Когда взрослые вызволили меня из сарайчика и доставили домой, мать моя поначалу решила, что меня до полусмерти забодал бешеный бык, в результате чего я сделался немым и придурковатым. С ней с самой чуть родимчик не случился. Зато с какой лаской (я помню, помню выражение её лица в тот миг!), с какой напускной суровостью ворчала она чуть позже, кормя меня с ложечки молоком и жидкой манной кашкой - язык мой чудовищно распух и едва помещался во рту. Слава Богу, что вовсе его не откусил!

В другой раз Любаха, опять же с подружками, потащила меня за тридевять земель на дальнюю протоку купаться. По дороге надо было форсировать речной рукавчик. Как уже упоминал, сестра на голову обогнала меня в росте, подружки у нее водились тогда ещё голенастее. Я перетрухнул, узнав, что речку надо преодолеть вброд - широка на вид. Но девчонки в азарте и слушать меня не стали: подхватили за ладошки и - вперед. Дно оказалось вязким, илистым, легко раздвигалось под ногами. Когда вода дошла мне до груди, я пошёл на цыпочках, но и это не помогло. Хотел я крикнуть, но уже промедлил: волна плеснула мне в горло, я перхнул, подавился и пустил обильные пузыри.

Мои безалаберные спутницы, и не подумав повернуть, решили махом проскочить опасное место. Забыв поднять меня над водой, они сделали ещё два-три шага и сами хлебнули всласть. Подружка Любина тотчас отбросила мою судорожную ручонку, всплыла и забарахталась к берегу. Люба растерялась, напрочь забыла своё умение плавать "по-собачьи", забилась, забрызгалась вместе со мной - я повис на ней цепко. Тут бы нам с Любашей и капут, а матушке нашей - вечное горестное успокоение от каждодневных хлопот и тревог, если б на счастье наше не подъехал к переправе парень на велосипеде. Он мигом выудил из речушки сопливых, напившихся от пуза братца и сестрицу Клушиных. Подружка Любина, мучаясь приступом совести, кинулась к нам с рёвом обниматься. Она, вероятно, уже въяве успела представить себе и пережить минуту, когда прибегла бы домой к нашей Анне Николаевне с жуткой вестью...
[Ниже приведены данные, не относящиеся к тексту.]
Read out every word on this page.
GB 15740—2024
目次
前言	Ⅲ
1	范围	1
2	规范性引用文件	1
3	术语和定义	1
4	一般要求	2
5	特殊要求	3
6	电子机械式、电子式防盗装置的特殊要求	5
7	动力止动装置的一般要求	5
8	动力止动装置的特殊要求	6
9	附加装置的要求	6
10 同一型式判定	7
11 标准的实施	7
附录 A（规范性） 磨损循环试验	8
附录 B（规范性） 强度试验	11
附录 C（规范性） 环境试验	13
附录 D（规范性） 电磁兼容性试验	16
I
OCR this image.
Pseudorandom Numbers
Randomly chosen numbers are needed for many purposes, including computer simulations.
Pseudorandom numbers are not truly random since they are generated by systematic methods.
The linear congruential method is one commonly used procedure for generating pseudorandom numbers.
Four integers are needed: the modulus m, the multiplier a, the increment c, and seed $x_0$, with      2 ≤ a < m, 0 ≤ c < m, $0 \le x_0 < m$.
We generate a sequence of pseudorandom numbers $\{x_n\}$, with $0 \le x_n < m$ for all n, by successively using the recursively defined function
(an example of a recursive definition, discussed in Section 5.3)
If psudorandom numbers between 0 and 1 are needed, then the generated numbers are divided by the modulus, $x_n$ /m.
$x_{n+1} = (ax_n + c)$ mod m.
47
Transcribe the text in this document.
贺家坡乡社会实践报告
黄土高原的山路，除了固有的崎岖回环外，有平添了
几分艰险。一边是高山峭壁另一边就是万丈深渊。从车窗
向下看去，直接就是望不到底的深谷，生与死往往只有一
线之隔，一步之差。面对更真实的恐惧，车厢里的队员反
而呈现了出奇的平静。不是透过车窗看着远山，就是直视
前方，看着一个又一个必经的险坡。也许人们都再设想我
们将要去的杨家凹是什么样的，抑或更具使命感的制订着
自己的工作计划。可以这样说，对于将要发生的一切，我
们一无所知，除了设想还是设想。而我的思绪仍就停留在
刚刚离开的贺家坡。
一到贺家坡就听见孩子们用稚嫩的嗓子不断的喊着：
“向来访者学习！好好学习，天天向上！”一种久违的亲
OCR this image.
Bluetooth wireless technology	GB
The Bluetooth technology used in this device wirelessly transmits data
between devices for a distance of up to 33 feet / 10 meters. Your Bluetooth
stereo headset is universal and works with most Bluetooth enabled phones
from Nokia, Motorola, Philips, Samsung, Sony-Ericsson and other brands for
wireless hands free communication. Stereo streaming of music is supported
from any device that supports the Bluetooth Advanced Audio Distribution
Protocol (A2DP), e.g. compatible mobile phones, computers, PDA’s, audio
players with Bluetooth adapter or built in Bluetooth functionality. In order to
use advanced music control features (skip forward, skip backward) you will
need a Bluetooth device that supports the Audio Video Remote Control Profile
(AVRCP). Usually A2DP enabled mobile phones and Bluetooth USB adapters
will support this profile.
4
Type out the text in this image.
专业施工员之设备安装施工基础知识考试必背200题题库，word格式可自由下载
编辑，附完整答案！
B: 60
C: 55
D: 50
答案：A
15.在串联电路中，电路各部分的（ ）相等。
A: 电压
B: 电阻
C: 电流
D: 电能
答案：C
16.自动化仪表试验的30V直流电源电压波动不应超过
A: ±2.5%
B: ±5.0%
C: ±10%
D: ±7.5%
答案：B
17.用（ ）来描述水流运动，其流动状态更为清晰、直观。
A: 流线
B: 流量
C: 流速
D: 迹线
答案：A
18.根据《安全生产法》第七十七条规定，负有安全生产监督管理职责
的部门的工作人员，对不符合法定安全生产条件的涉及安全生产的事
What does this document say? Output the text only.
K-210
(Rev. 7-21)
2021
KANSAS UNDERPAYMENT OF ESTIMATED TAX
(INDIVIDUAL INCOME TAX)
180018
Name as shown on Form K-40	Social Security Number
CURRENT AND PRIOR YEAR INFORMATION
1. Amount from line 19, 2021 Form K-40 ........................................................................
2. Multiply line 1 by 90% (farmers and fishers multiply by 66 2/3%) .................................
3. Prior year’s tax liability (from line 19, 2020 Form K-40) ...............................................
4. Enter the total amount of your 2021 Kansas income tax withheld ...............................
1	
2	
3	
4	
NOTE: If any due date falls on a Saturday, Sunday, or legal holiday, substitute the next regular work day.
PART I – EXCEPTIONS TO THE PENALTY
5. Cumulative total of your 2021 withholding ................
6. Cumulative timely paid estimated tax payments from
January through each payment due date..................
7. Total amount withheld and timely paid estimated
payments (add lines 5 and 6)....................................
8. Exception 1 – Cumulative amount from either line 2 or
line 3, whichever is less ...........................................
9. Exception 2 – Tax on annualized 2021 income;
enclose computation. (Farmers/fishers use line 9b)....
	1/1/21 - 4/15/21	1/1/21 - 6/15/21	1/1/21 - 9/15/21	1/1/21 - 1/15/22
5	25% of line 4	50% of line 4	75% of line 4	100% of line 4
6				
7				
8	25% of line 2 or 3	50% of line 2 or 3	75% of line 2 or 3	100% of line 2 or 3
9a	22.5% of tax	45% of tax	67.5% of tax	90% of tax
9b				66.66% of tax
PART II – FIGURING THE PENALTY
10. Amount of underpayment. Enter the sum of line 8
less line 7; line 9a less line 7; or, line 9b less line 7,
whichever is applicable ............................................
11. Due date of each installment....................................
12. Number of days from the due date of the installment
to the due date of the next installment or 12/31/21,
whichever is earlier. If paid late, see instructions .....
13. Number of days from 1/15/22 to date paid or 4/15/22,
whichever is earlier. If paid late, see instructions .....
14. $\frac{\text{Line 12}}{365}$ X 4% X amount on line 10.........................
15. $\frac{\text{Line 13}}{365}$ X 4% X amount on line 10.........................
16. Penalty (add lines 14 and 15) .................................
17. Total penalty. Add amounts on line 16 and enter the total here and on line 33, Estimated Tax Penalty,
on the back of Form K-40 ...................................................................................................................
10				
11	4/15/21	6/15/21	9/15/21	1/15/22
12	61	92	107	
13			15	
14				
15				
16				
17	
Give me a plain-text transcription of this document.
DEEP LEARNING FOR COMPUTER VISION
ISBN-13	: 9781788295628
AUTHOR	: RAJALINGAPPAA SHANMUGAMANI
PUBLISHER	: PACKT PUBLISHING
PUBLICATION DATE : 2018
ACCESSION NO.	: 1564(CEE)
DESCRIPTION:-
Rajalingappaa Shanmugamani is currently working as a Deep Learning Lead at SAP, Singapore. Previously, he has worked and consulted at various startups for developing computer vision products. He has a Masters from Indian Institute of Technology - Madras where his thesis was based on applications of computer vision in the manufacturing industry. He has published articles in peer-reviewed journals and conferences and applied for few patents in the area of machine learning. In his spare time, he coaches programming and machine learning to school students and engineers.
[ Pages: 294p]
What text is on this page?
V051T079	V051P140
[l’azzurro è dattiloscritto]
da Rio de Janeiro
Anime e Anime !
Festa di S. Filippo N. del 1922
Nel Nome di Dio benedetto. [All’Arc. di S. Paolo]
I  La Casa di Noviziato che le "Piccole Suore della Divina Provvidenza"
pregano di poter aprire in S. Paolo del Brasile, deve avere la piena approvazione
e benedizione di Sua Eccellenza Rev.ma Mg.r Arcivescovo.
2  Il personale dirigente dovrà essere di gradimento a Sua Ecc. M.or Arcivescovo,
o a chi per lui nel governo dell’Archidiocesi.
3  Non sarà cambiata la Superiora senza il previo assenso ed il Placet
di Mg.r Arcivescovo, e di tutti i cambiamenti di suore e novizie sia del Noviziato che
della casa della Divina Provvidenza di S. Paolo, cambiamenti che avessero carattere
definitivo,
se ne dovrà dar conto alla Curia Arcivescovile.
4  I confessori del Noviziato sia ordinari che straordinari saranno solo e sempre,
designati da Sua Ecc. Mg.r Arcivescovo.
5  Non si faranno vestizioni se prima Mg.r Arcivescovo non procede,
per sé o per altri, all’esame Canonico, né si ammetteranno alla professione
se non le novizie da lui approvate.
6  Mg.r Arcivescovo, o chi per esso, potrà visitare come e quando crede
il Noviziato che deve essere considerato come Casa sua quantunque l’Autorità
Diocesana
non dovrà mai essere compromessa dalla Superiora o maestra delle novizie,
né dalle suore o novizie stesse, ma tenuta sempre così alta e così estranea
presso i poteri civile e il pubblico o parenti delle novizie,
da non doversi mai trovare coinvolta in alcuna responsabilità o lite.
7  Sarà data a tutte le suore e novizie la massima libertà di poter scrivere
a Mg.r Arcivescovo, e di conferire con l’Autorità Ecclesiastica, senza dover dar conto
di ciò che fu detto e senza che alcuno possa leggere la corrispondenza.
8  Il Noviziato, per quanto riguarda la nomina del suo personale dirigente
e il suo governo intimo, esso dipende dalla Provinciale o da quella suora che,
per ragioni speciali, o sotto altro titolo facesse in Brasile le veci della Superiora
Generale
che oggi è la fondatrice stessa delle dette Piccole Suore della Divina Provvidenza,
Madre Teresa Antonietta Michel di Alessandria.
Вода почему-то издавна и упорно пытается прибрать меня вконец. Уже не раз в своей жизни, находясь в воде, очень близко подплывал я к тому свету. Случай на илистой переправе - первый в зловещей череде таких историй. Чуть позже, уже лет восьми, я чуть было не захлебнулся, повиснув вниз головой на резиновом надувном круге - он соскочил у меня с пояса ближе к коленкам, и центр тяжести моего тела кувыркнулся. Пока соседи по купанию поняли, что я не дурю, не ради забавы сучу вверху ногами, сам плавая под водой, я таки порядком напился речной мути.

Еще лет через пять я впервые решился на штурм Енисея: этот обязательный в Новом Селе ритуал переводил пацана из разряда шпингалетов в клан уважаемых ребят. С двумя более взрослыми парнями я вошёл в реку там, где течение стремилось к другому, лесистому, берегу и само как бы помогало пловцу. Енисей в том месте был неширок, метров двести, но бурное течение делало его грозным, могучим и жестоким. Однако ж, того берега я достиг, хотя и запыхавшись, с надрывом дыша, благополучно. А вот обратно, супротив движения воды, плыть оказалось томительнее, вязче. Мои сотоварищи, уже уверовавшие в мои силы, умахали вперёд, держа над водой по веничку костяники. Я понимал: если позову на помощь, заору - экзамен провален, Енисей я не преодолел. Но, почуяв липкие холодные объятия - кто-то цепко утаскивал меня в стремительную бездонность реки - я вскрикнул:

- Ребя-а!..

И погрузился. Парни бросили свои ягодные букеты, рванули ко мне, начали нырять, вылавливая. Потом, уже на берегу, я потерянно оправдывался: костяники, мол, объелся, отяжелел...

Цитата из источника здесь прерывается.